DISI, Università degli Studi di Bologna, Via Venezia 52, 47521 Cesena, Italy.
DEIB, Politecnico di Milano, Piazza L. Da Vinci 32, 20133 Milan, Italy.
Comput Methods Programs Biomed. 2016 Apr;126:20-34. doi: 10.1016/j.cmpb.2015.12.002. Epub 2015 Dec 17.
Knowledge of gene and protein functions is paramount for the understanding of physiological and pathological biological processes, as well as in the development of new drugs and therapies. Analyses for biomedical knowledge discovery greatly benefit from the availability of gene and protein functional feature descriptions expressed through controlled terminologies and ontologies, i.e., of gene and protein biomedical controlled annotations. In the last years, several databases of such annotations have become available; yet, these valuable annotations are incomplete, include errors and only some of them represent highly reliable human curated information. Computational techniques able to reliably predict new gene or protein annotations with an associated likelihood value are thus paramount.
Here, we propose a novel cross-organisms learning approach to reliably predict new functionalities for the genes of an organism based on the known controlled annotations of the genes of another, evolutionarily related and better studied, organism. We leverage a new representation of the annotation discovery problem and a random perturbation of the available controlled annotations to allow the application of supervised algorithms to predict with good accuracy unknown gene annotations.
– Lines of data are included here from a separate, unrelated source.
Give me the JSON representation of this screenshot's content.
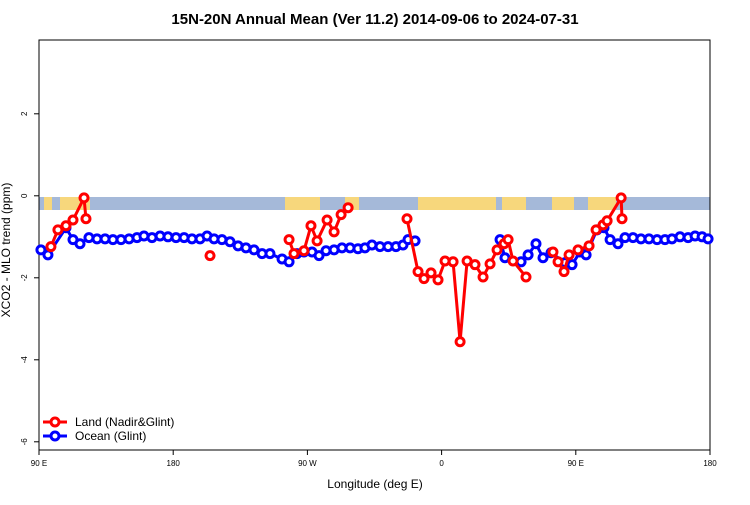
{
  "chart_data": {
    "type": "line",
    "title": "15N-20N Annual Mean (Ver 11.2)   2014-09-06 to 2024-07-31",
    "xlabel": "Longitude (deg E)",
    "ylabel": "XCO2 - MLO trend (ppm)",
    "xlim": [
      90,
      540
    ],
    "ylim": [
      -6.2,
      3.8
    ],
    "xticks": [
      {
        "value": 90,
        "label": "90 E"
      },
      {
        "value": 180,
        "label": "180"
      },
      {
        "value": 270,
        "label": "90 W"
      },
      {
        "value": 360,
        "label": "0"
      },
      {
        "value": 450,
        "label": "90 E"
      },
      {
        "value": 540,
        "label": "180"
      }
    ],
    "yticks": [
      -6,
      -4,
      -2,
      0,
      2
    ],
    "legend": "bottom-left",
    "series": [
      {
        "name": "Land (Nadir&Glint)",
        "color": "#ff0000",
        "x": [
          98.0,
          102.7,
          108.1,
          112.8,
          120.2,
          121.5,
          null,
          204.7,
          null,
          257.7,
          261.0,
          267.7,
          272.4,
          276.5,
          283.2,
          287.9,
          292.6,
          297.3,
          null,
          336.8,
          344.2,
          348.2,
          352.9,
          357.6,
          362.3,
          367.7,
          372.4,
          377.1,
          382.4,
          387.8,
          392.5,
          397.2,
          401.9,
          404.6,
          407.9,
          416.6,
          null,
          434.7,
          438.1,
          442.1,
          445.5,
          451.5,
          458.9,
          463.6,
          468.3,
          471.0,
          480.4,
          481.0
        ],
        "values": [
          -1.24,
          -0.83,
          -0.73,
          -0.59,
          -0.05,
          -0.56,
          null,
          -1.46,
          null,
          -1.07,
          -1.41,
          -1.34,
          -0.73,
          -1.1,
          -0.59,
          -0.88,
          -0.46,
          -0.29,
          null,
          -0.56,
          -1.85,
          -2.02,
          -1.88,
          -2.05,
          -1.59,
          -1.61,
          -3.56,
          -1.59,
          -1.68,
          -1.98,
          -1.66,
          -1.32,
          -1.17,
          -1.07,
          -1.59,
          -1.98,
          null,
          -1.37,
          -1.61,
          -1.85,
          -1.44,
          -1.32,
          -1.22,
          -0.83,
          -0.71,
          -0.61,
          -0.05,
          -0.56
        ]
      },
      {
        "name": "Ocean (Glint)",
        "color": "#0000ff",
        "x": [
          91.3,
          96.0,
          108.1,
          112.8,
          117.5,
          123.5,
          128.9,
          134.3,
          139.6,
          145.0,
          150.4,
          155.7,
          160.4,
          165.8,
          171.2,
          176.5,
          181.9,
          187.3,
          192.6,
          198.0,
          202.7,
          207.4,
          212.7,
          218.1,
          223.5,
          228.8,
          234.2,
          239.6,
          244.9,
          253.0,
          257.7,
          263.0,
          267.7,
          273.1,
          277.8,
          282.5,
          287.9,
          293.2,
          298.6,
          303.9,
          308.6,
          313.3,
          318.7,
          324.1,
          329.4,
          334.1,
          337.5,
          342.2,
          null,
          399.2,
          402.5,
          413.3,
          418.0,
          423.3,
          428.0,
          433.4,
          442.8,
          447.5,
          452.8,
          456.9,
          464.2,
          468.9,
          473.0,
          478.3,
          483.0,
          488.4,
          493.7,
          499.1,
          504.5,
          509.8,
          514.5,
          519.9,
          525.3,
          530.0,
          534.7,
          538.7
        ],
        "values": [
          -1.32,
          -1.44,
          -0.78,
          -1.07,
          -1.17,
          -1.02,
          -1.05,
          -1.05,
          -1.07,
          -1.07,
          -1.05,
          -1.02,
          -0.98,
          -1.02,
          -0.98,
          -1.0,
          -1.02,
          -1.02,
          -1.05,
          -1.05,
          -0.98,
          -1.05,
          -1.07,
          -1.12,
          -1.22,
          -1.27,
          -1.32,
          -1.41,
          -1.41,
          -1.54,
          -1.61,
          -1.41,
          -1.37,
          -1.37,
          -1.46,
          -1.34,
          -1.32,
          -1.27,
          -1.27,
          -1.29,
          -1.27,
          -1.2,
          -1.24,
          -1.24,
          -1.24,
          -1.2,
          -1.07,
          -1.1,
          null,
          -1.07,
          -1.51,
          -1.61,
          -1.44,
          -1.17,
          -1.51,
          -1.39,
          -1.63,
          -1.68,
          -1.37,
          -1.44,
          -0.83,
          -0.78,
          -1.07,
          -1.17,
          -1.02,
          -1.02,
          -1.05,
          -1.05,
          -1.07,
          -1.07,
          -1.05,
          -1.0,
          -1.02,
          -0.98,
          -1.0,
          -1.05
        ]
      }
    ]
  }
}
Taking advantage of the numerous gene annotations available for a well-studied organism, our cross-organisms learning method creates and trains better prediction models, which can then be applied to predict new gene annotations of a target organism.
We tested and compared our method with the equivalent single organism approach on different gene annotation datasets of five evolutionarily related organisms (Homo sapiens, Mus musculus, Bos taurus, Gallus gallus and Dictyostelium discoideum). Results show both the usefulness of the perturbation method of available annotations for better prediction model training and a great improvement of the cross-organism models with respect to the single-organism ones, without influence of the evolutionary distance between the considered organisms. The generated ranked lists of reliably predicted annotations, which describe novel gene functionalities and have an associated likelihood value, are very valuable both to complement available annotations, for better coverage in biomedical knowledge discovery analyses, and to quicken the annotation curation process, by focusing it on the prioritized novel annotations predicted.
了解基因和蛋白质的功能对于理解生理和病理生物过程,以及开发新的药物和疗法至关重要。生物医学知识发现分析极大地受益于通过受控术语和本体表达的基因和蛋白质功能特征描述的可用性,即基因和蛋白质生物医学受控注释。在过去的几年中,已经有几个这样的注释数据库可用;然而,这些有价值的注释并不完整,包含错误,并且只有其中一些代表高度可靠的人类精心编辑的信息。因此,能够可靠地预测具有相关可能性值的新基因或蛋白质注释的计算技术是至关重要的。
在这里,我们提出了一种新的跨生物体学习方法,能够可靠地预测基于另一个进化上相关且研究得更好的生物体的基因的已知受控注释的生物体的基因的新功能。我们利用注释发现问题的新表示和可用受控注释的随机扰动来允许应用监督算法以高精度预测未知基因注释。利用为研究得较好的生物体提供的众多基因注释,我们的跨生物体学习方法创建和训练更好的预测模型,然后可以将其应用于预测目标生物体的新基因注释。
我们在五个进化上相关的生物体(智人、小家鼠、牛、鸡和盘基网柄菌)的不同基因注释数据集上测试并比较了我们的方法与等效的单生物体方法。结果表明,可用注释的扰动方法对于更好的预测模型训练是有用的,并且跨生物体模型相对于单生物体模型有很大的改进,而不受考虑的生物体之间的进化距离的影响。生成的可靠预测注释的排序列表,这些注释描述了新的基因功能,并具有相关的可能性值,对于补充可用注释非常有价值,可提高生物医学知识发现分析的覆盖范围,并且通过专注于优先预测的新注释来加快注释编辑过程。